VZ tends to be a fan favorite of many analysts who have market perform or above ratings. Bernstein, for example, initiated coverage of VZ last week at market perform, calling it “the mobile industry leader with an exciting network vision and upside to its dividend payout ratio.”
As we’ve noted over the past few quarters, analysts said they’ve been watching the 5G rollout and related company announcements closely. It’s considered by many to be the next technological generation of connections that promise higher speeds and lower latency—the time it takes to transfer data—to vastly improve streaming experiences.
As we’ve pointed out before, don’t get too hyped up about what 5G might mean because there are so many issues still not ironed out, with federal regulations and the costs to consumers chief among them.
For example, Craig Moffett, a telecom analyst at boutique research firm MoffettNathanson, recently brought up another issue that investors might be interested in: How will carriers like VZ and T capitalize off of 5G?
Moffett counts himself among analysts who aren’t so sure 5G will live up to the hype.

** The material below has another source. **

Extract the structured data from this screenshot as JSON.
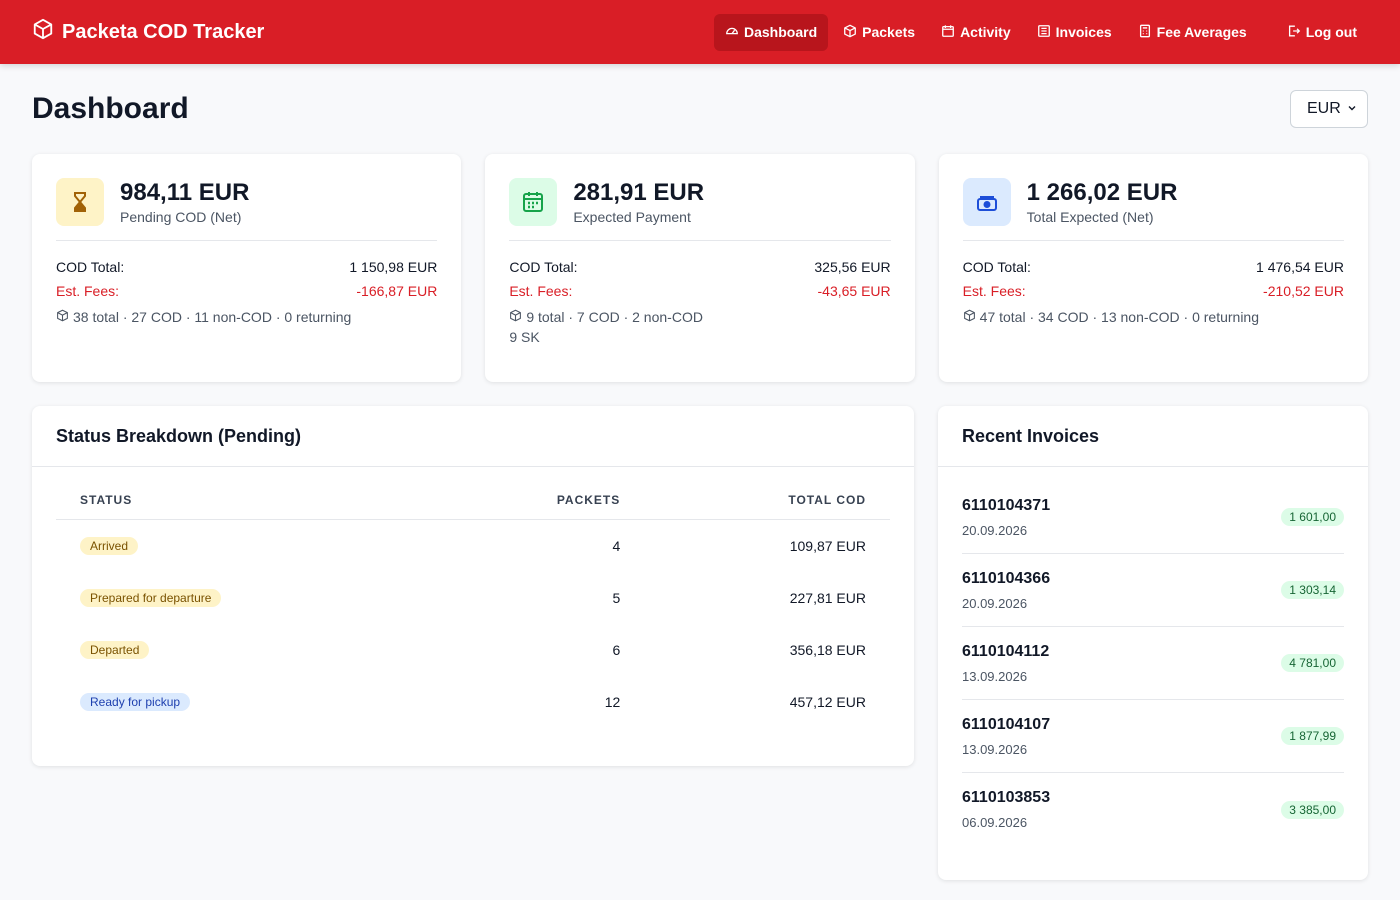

It will be a costly undertaking for telecoms, and some analysts have been questioning how they’re going to make money off it. In his analysis of the last nine years, wireless data consumption has surged “89-fold” while revenue per device has been sinking, down 12.6% over the same period.

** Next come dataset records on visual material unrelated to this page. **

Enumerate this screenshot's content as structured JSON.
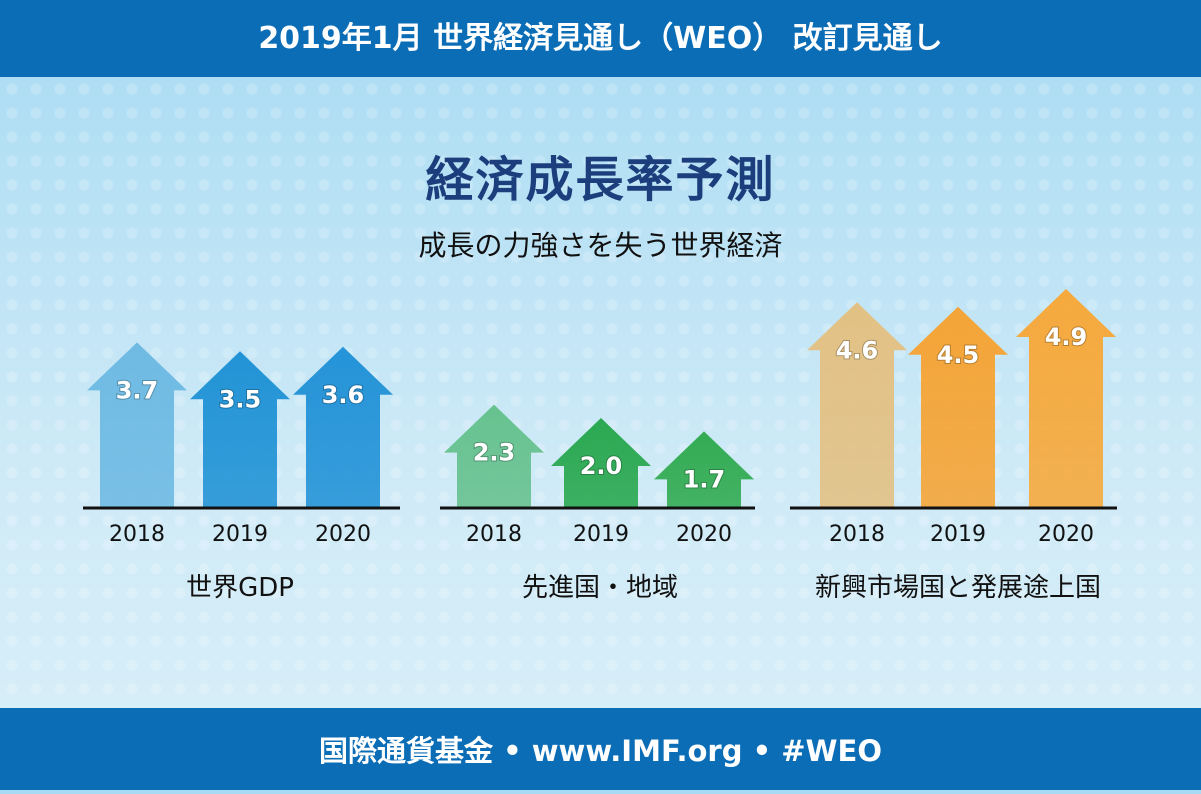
{
  "header": {
    "title": "2019年1月 世界経済見通し（WEO） 改訂見通し"
  },
  "main": {
    "title": "経済成長率予測",
    "subtitle": "成長の力強さを失う世界経済"
  },
  "footer": {
    "text": "国際通貨基金 • www.IMF.org • #WEO"
  },
  "chart_data": [
    {
      "type": "bar",
      "title": "世界GDP",
      "categories": [
        "2018",
        "2019",
        "2020"
      ],
      "values": [
        3.7,
        3.5,
        3.6
      ],
      "colors": [
        "#6ab8e2",
        "#1a8fd4",
        "#1c8fd6"
      ]
    },
    {
      "type": "bar",
      "title": "先進国・地域",
      "categories": [
        "2018",
        "2019",
        "2020"
      ],
      "values": [
        2.3,
        2.0,
        1.7
      ],
      "colors": [
        "#62c08a",
        "#22a548",
        "#2aa84a"
      ]
    },
    {
      "type": "bar",
      "title": "新興市場国と発展途上国",
      "categories": [
        "2018",
        "2019",
        "2020"
      ],
      "values": [
        4.6,
        4.5,
        4.9
      ],
      "colors": [
        "#e4bf7e",
        "#f7a12d",
        "#f8a633"
      ]
    }
  ]
}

“Simply using more data at higher speeds—we’ve all heard about the dream of downloading a full season of Game of Thrones in seconds before boarding a plane—has up to now been a dry well for wireless revenue generation,” he wrote.
“With most currently identified use cases of somewhat dubious merit, we do expect that getting to a dense and ubiquitous 5G network, and more importantly, a robust 5G ecosystem of networks and use cases, will take longer than people think,” he added.
Analysts say they’ll be listening for more information about how VZ expects to overcome those fears. But a tie-in to streaming is certainly expected to be part of it. On Tuesday morning, VZ executives announced the company would be teaming up with Disney (DIS) to offer customers a free year of the fledgling streaming service, Disney+.
As with other disruptive innovations—the personal computer and cellular technology among them—5G may lead to new technologies not currently on consumers’ radar screens. Today’s niche luxury sometimes becomes tomorrow’s necessity.
VZ is expected to report adjusted earnings per share of $1.24, up from $1.22 in the prior-year quarter, according to third-party consensus analyst estimates. Revenue is projected at $32.7 billion, up modestly from $32.6 billion a year ago.
The options market has priced in an expected share price move of 2.1% in either direction around the earnings release, according to the Market Maker Move™ indicator on the thinkorswim® platform.
Call activity has been higher at the 61 and 61.5 strikes, while puts have been active at the 60 and 60.5 strikes. The implied volatility sits at the 13th percentile as of Tuesday morning.